IJNAF Aircraft Markings
Employed a number or symbol on vertical tail separated by a hyphen; first number was the unit (Air Group), second identified the aircraft. The first number sometimes abbreviated, eg. Zeke "8-36" was aircraft 36 from the 238th Kokutai.
George "343-B-03" was aircraft 3 from the 343rd Kokutai (B=squadron).
Some aircraft were named after their base, eg. "Yokosuka" and carried their symbol on the tail; some had numbers later, eg. the "Genzan" AG became the 252nd AG.
- Designations were somewhat similar to the USN, ie, letters-numbers:
The Navy used a letter-number-letter-number sequence where:
first letter: function e.g., carrier fighter
first number: order of aircraft design entering service
second letter: manufacturer
second number: aircraft model number
example....Mitsubishi F1M2 "Pete" observation float biplane:
1--first to go into JNAF service
2--second version of designc
- Letters denoting manufacturers were:
G--Tokyo Gasu Denki
W--Kyushu (was Watanabe)
- Letters denoting role were:
- Some aircraft were named:
Fighters after meteorlogical e.g., N1K1 Kyofu (Mighty Wind)

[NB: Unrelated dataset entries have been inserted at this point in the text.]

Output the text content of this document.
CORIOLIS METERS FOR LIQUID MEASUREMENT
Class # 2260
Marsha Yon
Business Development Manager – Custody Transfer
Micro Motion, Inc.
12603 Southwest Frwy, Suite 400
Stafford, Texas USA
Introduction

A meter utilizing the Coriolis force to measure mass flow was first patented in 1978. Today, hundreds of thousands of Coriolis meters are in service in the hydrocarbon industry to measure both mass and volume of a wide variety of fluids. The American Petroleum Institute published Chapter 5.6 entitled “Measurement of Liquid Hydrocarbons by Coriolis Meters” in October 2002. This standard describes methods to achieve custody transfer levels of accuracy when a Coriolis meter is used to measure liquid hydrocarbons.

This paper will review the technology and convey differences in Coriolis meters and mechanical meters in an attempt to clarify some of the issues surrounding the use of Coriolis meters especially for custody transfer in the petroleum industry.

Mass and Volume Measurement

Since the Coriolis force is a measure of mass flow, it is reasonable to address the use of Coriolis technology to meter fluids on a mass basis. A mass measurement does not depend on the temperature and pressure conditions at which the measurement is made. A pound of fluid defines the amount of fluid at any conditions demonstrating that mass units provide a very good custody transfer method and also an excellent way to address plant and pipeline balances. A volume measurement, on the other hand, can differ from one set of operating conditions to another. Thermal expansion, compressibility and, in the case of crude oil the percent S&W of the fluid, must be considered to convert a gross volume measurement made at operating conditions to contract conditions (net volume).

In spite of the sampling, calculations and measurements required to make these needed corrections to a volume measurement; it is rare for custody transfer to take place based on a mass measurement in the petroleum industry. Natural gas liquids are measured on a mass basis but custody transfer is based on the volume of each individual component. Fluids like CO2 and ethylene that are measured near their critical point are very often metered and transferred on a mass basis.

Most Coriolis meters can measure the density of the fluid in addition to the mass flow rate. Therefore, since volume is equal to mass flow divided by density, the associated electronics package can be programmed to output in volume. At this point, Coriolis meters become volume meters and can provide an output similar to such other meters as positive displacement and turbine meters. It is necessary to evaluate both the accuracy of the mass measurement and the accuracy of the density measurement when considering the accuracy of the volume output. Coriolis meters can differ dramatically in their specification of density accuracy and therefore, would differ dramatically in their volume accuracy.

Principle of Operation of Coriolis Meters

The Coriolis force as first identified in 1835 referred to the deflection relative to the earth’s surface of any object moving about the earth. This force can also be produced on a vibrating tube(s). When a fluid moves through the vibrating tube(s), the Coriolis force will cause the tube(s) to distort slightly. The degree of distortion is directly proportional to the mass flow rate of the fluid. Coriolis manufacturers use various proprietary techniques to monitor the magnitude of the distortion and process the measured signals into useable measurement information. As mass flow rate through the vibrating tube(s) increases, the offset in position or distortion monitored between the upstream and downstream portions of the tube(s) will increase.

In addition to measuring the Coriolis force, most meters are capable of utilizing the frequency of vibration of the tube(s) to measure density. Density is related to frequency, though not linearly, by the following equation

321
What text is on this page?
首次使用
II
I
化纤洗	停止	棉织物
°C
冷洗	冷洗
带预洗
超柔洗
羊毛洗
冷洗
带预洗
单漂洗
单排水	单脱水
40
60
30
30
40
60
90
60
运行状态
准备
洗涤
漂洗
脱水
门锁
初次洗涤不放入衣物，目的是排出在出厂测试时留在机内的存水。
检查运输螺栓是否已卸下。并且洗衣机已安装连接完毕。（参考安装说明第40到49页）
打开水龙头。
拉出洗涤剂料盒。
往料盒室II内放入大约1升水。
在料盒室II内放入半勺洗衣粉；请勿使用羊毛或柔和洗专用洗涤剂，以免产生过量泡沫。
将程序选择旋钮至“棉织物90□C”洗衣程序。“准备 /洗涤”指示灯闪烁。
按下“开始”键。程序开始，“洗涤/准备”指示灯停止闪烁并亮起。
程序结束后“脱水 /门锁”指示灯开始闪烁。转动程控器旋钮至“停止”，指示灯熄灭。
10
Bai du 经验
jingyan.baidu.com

Bombers/attack after mountains e.g., G7M1 Taizan (Great Mountain)
Bombers after constellations e.g., P1Y1 Ginga (Milky Way)
Patrol a/c after seas e.g., Q1W1 Tokai (Eastern Sea)
Transports after skies e.g., H8K2 Seiku (Clear Sky)
Trainers after trees or plants e.g., K11W1 Shiragiku (White Chrysanthemum)
- Code names (as per IJAAF) were more commonly used as this was obviously a complicated system, a tendency often seen in Japanese operational plans.
Generalized Aircraft Markings
- The Hinomaru was not carried from about 1937-42 on fuselage by Army aircraft.
- White "theatre" (combat) band was used pre-war in China by both services on front-line aircraft (including most captured planes). Discontinued by some units later.
- Yellow leading edge stripes from 1942 (various shades), and possibly some had red. RAF fighters had similar from 1942.
- White "bandages" (backing the Hinomaru) employed by home-defence fighters (Army).
- Coloured bands on rear fuselages as distinctions eg. for command aircraft, trainers or prototypes.